En quelques pas, ce n’est plus le même monde, la route monte rudement et partout dans le feuillage de petits yeux vous épient. À la première pente un vieux muret se laisse deviner sous le fatras des herbes, mais sans doute trop impacté par les bruits ordinaires de la rue-neuve, il est manifestement abandonné. Plus haut, alors que la montée sollicite davantage le jarret, c’est un mur moderne qui émerge du vert. Il n’y a rien à en attendre car il est impossible qu’un lutin grassouillet (c’est souvent les cas en sud Cornouaille) puisse se glisser dans un appareillage si bien travaillé.

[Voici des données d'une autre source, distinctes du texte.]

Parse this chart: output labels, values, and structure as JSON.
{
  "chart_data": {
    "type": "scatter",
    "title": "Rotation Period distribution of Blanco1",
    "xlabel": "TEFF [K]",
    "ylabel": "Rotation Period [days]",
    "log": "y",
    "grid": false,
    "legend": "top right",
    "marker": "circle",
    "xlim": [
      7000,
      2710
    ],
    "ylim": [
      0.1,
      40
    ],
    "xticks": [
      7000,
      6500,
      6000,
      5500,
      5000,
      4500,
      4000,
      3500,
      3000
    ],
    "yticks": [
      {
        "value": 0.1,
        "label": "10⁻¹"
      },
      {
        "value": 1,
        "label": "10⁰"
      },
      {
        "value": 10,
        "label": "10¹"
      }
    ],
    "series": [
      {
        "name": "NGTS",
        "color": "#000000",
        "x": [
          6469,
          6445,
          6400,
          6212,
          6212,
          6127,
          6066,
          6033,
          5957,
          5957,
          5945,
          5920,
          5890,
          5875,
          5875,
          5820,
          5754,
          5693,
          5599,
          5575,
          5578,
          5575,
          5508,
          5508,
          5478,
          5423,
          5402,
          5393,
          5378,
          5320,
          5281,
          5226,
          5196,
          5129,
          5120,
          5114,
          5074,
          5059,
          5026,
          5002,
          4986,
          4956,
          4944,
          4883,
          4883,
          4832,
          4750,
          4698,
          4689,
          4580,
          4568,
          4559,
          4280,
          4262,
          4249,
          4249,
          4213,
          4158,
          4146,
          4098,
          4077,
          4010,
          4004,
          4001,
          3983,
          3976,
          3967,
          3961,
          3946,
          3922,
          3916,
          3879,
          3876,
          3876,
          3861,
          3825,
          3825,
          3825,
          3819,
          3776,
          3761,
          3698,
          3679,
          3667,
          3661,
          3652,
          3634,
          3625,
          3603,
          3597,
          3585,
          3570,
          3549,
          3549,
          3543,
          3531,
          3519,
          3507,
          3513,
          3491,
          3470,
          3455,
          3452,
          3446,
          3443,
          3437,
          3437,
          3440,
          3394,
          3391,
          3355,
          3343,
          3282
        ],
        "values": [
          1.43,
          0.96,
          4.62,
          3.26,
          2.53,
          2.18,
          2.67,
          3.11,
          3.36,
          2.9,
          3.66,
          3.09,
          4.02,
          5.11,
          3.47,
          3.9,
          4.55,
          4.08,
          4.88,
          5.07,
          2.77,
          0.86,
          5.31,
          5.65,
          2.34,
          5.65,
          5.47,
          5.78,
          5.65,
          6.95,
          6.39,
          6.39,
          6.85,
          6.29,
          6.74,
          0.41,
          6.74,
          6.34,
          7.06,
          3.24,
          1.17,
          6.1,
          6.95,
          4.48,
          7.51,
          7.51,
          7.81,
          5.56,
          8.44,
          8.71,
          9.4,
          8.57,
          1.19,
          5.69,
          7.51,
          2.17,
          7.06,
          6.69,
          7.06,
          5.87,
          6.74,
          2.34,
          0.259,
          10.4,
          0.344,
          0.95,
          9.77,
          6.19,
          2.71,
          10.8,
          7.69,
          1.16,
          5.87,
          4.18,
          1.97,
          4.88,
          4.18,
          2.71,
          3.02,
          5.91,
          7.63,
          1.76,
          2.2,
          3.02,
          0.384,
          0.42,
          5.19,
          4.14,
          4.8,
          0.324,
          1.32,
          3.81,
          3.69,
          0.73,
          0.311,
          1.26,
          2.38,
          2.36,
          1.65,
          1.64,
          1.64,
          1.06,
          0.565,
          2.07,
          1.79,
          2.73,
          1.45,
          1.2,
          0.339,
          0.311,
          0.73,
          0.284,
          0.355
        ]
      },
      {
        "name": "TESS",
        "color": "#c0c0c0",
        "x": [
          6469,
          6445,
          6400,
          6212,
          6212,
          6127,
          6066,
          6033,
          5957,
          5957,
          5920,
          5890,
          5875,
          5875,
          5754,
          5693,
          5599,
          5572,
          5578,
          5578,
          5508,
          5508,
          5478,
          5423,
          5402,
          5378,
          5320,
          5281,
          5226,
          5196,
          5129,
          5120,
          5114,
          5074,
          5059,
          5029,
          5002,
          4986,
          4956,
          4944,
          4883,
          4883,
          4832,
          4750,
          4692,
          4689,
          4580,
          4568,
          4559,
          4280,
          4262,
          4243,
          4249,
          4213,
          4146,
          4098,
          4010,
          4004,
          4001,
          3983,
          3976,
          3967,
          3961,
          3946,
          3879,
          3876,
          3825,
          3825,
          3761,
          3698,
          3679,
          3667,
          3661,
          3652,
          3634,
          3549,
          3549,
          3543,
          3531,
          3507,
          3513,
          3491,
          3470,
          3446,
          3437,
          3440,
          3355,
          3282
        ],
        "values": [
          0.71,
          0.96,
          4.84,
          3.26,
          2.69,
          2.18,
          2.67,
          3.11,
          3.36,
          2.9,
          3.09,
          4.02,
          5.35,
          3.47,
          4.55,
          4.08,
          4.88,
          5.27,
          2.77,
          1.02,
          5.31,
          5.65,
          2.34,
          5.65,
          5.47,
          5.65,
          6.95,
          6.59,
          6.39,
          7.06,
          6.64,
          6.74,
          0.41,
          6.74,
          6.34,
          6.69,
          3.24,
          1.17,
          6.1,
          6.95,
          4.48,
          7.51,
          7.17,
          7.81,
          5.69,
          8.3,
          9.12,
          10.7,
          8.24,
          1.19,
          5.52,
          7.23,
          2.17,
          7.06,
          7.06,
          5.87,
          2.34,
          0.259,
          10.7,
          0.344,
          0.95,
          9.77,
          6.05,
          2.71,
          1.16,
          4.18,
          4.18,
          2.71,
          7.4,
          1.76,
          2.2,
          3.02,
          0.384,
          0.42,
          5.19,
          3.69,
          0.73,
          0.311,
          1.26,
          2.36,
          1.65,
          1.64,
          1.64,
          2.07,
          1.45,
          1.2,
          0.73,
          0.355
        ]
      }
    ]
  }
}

L’effort de l’ascension est toutefois récompensé car de l’autre coté du chemin louvoie un antique muret dont les ondulations indique une vie foisonnante. En s’approchant on voit nettement les interstices entre les pierres qui sont autant d’entrées vers le monde souterrain. Juste en face, un autre muret qui symbolise à lui seul la lutte entre le monde campagnard encore vigoureux et celui des rurbains qui étend son emprise. Sans être très féru de korriganosophie, on devine facilement que le rajout moderne a tout pour faire fuir le plus intrépide des gnomes.
Mais c’est justement ce moment de petite halte (il faut bien reprendre son souffle), que les murets de pierres choisissent pour raconter leurs histoires. Les plus anciens ont ici vu peiner des foules sur la montée qui mène à l’ancien prieuré. Arrivés à ce niveau, où la pente s’adoucit l’effort, ces femmes et ces hommes sortaient de l’ombre de la forêt et découvraient dans la lumière, des champs opulents, prémices de la douceur de vivre de Logouman (Loc Amand, mais c’est ainsi que cela se prononce dans le quartier). Ces champs nourriciers ont disparus, remplacés par de beaux et confortables lotissements. Certes, ils faut bien que tout le monde se loge et que les enfants puissent grandir dans un bel environnement, mais à ce train, où trouvera t’on encore de la place pour la culture et ou se réfugieront les derniers vestiges des croyances anciennes.
Vestiges parmi les vestiges et même s’il parle une langue oubliée des hommes, le korrigan sait toujours signaler sa présence. Il fait aboyer un chien, s’enfuir un lézard, s’envoler un merle, bourdonner des insectes, remuer des herbes et battre des branches dans le vent.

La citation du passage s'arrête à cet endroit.